2. I choose to look at the problems that I will encounter as adventures and challenges that stretch me and add to my character, and never say or think, “why me, Lord ?”
3. When an unexpected problem happens I ask myself this question, “can I solve or fix this problem?” If I think I can, I go after it, but if my assessment is that I can’t get around it, I just go with the flow without any fussing.
4. Some problems can be solved only one way, that is with some extra money. I establish the maximum amount extra I will pay and stick with that.
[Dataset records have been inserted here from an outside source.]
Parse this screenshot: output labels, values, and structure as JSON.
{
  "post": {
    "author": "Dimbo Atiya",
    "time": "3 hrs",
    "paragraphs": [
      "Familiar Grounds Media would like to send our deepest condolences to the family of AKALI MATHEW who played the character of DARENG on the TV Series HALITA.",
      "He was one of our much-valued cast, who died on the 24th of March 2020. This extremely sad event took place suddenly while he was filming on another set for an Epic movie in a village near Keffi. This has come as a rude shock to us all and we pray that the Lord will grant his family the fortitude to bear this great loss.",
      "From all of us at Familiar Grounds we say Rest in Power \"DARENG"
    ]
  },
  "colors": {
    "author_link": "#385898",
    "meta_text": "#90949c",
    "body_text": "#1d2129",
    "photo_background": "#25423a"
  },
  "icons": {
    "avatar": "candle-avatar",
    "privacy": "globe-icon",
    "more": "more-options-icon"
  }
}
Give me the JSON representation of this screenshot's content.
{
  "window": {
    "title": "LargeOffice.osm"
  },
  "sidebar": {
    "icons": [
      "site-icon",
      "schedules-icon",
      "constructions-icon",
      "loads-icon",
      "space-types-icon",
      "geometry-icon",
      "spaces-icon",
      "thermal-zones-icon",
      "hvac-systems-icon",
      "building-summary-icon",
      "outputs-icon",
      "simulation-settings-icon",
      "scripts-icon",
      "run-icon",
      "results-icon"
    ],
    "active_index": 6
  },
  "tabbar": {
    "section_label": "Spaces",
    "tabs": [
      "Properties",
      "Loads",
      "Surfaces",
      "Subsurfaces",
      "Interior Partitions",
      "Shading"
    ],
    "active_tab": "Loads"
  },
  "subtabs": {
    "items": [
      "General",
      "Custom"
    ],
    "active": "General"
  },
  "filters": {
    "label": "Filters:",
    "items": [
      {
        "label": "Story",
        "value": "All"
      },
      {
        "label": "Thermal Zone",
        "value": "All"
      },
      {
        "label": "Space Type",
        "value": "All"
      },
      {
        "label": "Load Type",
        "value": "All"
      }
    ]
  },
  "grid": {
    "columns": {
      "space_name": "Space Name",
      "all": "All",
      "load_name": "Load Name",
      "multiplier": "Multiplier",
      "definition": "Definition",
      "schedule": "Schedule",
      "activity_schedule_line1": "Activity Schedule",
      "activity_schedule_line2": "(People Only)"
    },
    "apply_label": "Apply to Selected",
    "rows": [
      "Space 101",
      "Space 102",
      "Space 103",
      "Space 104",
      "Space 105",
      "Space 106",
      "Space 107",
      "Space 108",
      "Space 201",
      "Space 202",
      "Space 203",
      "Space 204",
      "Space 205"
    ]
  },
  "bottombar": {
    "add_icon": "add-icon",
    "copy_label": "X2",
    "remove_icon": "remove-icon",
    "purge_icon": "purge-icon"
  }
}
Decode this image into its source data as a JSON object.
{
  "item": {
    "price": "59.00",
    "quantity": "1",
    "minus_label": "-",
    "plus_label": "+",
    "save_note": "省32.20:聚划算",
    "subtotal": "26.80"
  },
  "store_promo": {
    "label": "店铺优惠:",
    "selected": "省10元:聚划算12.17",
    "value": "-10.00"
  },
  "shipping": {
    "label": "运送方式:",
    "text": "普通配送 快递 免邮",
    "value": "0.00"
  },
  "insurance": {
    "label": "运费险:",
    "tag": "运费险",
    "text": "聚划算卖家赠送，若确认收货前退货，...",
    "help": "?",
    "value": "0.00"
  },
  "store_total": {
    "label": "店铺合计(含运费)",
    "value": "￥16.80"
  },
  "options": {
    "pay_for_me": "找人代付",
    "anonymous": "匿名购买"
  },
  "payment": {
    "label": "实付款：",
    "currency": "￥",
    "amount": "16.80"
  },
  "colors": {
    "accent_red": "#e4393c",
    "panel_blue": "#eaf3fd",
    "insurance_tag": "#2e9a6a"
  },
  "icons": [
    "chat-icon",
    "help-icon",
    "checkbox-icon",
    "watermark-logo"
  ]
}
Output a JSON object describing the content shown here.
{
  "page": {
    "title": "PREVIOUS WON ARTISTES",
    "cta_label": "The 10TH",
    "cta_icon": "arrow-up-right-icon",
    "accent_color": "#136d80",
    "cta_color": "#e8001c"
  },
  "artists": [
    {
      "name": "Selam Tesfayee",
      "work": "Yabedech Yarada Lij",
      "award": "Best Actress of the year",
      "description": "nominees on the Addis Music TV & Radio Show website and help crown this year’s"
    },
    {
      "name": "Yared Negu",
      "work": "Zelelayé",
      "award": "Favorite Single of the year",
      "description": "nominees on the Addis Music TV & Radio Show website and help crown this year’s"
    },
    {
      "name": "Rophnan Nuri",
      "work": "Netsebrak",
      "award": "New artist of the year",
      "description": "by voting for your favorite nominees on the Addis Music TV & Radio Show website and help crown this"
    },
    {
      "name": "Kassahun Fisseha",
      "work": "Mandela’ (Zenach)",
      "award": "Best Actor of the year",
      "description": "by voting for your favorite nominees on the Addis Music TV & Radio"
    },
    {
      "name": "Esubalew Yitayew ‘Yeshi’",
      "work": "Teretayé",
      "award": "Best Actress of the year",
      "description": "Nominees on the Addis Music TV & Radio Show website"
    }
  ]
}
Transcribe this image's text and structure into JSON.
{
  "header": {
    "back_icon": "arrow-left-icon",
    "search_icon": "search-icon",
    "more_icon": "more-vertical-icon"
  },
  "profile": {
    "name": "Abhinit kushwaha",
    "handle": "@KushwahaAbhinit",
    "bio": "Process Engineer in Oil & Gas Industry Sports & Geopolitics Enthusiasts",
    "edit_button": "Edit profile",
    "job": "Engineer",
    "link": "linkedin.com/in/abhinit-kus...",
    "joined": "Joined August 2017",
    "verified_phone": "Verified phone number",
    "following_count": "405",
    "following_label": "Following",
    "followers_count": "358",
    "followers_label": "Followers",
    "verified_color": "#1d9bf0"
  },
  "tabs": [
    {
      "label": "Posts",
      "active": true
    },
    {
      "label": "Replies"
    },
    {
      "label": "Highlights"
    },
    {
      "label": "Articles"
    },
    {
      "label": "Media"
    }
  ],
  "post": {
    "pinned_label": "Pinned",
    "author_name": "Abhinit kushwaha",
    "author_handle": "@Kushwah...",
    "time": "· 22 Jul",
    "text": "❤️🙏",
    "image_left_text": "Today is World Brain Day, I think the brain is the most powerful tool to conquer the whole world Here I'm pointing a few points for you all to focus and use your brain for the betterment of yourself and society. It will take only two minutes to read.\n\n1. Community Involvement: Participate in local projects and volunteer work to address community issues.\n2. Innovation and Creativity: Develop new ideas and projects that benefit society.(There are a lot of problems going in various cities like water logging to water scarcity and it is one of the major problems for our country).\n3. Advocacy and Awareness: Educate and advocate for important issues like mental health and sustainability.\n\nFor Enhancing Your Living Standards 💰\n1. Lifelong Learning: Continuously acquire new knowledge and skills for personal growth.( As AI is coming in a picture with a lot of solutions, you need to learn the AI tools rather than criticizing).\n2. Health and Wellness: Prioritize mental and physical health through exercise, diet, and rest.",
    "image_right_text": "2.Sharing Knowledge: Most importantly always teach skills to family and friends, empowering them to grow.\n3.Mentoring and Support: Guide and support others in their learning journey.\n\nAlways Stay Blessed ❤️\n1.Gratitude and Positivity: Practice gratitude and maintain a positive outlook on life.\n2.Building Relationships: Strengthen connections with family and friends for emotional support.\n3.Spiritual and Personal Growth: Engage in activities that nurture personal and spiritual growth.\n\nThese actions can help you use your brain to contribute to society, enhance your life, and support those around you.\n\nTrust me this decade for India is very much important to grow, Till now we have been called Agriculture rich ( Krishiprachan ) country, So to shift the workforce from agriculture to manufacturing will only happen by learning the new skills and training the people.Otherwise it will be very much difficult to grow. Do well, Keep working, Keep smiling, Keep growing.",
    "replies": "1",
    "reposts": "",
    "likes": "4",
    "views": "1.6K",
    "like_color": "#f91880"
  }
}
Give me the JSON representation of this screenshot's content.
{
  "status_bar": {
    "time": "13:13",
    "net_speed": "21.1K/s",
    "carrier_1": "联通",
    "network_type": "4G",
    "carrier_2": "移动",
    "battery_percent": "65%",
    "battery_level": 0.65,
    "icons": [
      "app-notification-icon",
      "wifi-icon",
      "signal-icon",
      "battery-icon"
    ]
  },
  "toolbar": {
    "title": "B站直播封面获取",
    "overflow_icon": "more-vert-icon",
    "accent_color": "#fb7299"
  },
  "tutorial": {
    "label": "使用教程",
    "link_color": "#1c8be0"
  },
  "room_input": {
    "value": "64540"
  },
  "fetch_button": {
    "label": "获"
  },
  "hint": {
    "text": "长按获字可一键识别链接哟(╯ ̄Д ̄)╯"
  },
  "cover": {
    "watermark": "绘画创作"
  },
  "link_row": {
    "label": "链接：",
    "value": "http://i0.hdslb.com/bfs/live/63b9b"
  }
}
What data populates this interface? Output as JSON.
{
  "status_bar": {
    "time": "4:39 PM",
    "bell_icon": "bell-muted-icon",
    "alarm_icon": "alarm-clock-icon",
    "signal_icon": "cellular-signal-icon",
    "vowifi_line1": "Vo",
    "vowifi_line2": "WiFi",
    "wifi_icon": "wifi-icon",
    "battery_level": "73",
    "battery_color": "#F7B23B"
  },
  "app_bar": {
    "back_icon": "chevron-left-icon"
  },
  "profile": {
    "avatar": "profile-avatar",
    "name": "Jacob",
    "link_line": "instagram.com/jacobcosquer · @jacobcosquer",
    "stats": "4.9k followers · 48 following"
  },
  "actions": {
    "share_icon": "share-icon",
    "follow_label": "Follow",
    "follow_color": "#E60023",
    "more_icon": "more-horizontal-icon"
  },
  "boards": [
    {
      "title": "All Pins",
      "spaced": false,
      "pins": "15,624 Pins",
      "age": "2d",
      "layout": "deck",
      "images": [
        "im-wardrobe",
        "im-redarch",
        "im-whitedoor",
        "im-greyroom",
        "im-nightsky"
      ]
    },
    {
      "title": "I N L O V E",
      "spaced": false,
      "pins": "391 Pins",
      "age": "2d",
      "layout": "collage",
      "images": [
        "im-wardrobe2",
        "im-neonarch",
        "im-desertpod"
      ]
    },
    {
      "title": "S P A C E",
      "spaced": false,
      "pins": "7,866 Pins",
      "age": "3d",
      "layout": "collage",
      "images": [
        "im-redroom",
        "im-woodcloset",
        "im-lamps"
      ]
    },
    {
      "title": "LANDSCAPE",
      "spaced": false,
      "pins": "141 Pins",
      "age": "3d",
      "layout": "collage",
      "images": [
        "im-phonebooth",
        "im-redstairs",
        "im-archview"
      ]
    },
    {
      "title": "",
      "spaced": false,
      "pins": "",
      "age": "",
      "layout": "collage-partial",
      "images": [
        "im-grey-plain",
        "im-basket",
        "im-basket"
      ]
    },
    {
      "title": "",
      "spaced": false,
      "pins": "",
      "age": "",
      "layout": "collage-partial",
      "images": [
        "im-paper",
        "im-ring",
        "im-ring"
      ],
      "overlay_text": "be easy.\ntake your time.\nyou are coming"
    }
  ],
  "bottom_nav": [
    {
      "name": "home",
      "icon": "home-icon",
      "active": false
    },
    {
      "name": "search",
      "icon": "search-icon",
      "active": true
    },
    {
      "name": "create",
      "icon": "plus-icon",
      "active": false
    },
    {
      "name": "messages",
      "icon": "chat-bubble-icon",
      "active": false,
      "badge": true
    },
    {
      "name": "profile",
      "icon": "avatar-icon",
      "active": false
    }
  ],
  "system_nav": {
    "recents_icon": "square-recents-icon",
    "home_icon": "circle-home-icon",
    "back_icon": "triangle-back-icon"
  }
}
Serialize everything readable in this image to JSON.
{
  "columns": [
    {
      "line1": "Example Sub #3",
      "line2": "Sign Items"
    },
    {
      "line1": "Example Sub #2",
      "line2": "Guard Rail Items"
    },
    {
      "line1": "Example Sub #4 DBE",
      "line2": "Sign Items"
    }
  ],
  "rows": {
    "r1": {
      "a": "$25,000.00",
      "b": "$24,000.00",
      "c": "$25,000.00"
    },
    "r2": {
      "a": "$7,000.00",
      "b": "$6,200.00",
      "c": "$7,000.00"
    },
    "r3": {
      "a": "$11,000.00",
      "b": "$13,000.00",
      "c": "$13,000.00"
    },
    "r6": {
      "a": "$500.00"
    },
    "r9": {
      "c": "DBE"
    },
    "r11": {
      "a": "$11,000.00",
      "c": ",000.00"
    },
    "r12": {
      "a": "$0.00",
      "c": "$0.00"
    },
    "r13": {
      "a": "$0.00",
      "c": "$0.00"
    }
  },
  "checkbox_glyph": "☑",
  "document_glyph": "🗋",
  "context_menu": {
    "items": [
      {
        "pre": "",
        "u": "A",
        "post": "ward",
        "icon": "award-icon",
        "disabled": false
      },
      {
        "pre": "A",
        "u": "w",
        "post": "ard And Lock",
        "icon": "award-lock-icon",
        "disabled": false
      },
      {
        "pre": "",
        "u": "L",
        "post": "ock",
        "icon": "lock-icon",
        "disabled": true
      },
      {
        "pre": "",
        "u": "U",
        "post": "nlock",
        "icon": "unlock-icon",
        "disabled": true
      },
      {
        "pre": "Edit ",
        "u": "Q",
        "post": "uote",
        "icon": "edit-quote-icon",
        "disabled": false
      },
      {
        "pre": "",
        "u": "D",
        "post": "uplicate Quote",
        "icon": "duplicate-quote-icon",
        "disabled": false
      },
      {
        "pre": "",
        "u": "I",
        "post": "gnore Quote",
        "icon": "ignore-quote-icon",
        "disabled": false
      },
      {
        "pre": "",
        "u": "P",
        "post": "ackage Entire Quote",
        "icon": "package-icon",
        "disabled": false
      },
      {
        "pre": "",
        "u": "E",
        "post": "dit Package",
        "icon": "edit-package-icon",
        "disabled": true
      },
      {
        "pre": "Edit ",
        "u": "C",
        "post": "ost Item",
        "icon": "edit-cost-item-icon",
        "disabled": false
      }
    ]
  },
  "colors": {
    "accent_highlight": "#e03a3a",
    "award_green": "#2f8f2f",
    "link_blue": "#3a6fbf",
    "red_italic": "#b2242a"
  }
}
5. Most problems need other people’s help or cooperation to solve. I work hard to make an appeal to those people for the help I need, with lots of graciousness. If I want to receive help it is essential that I don’t demand, accuse, get angry or irritated.
6. I have read through the Bible and highlighted every prayer in the Bible in blue to use those prayers as a guideline in my praying. There are several one-word prayers in Psalms, “Help!” So, I pray silently in my heart a lot while traveling, “Help me, Lord, please!”
7. Every time a problem is solved, I am careful to pray, “Thank You, Lord, ” and when I pick up my luggage and fish at the Portland airport and text Patty to come and get me, I pray, “Dear Lord, thank You for the wonderful trip, the unique challenges that You brought into my life to grow me, and the help You provided, I love You.”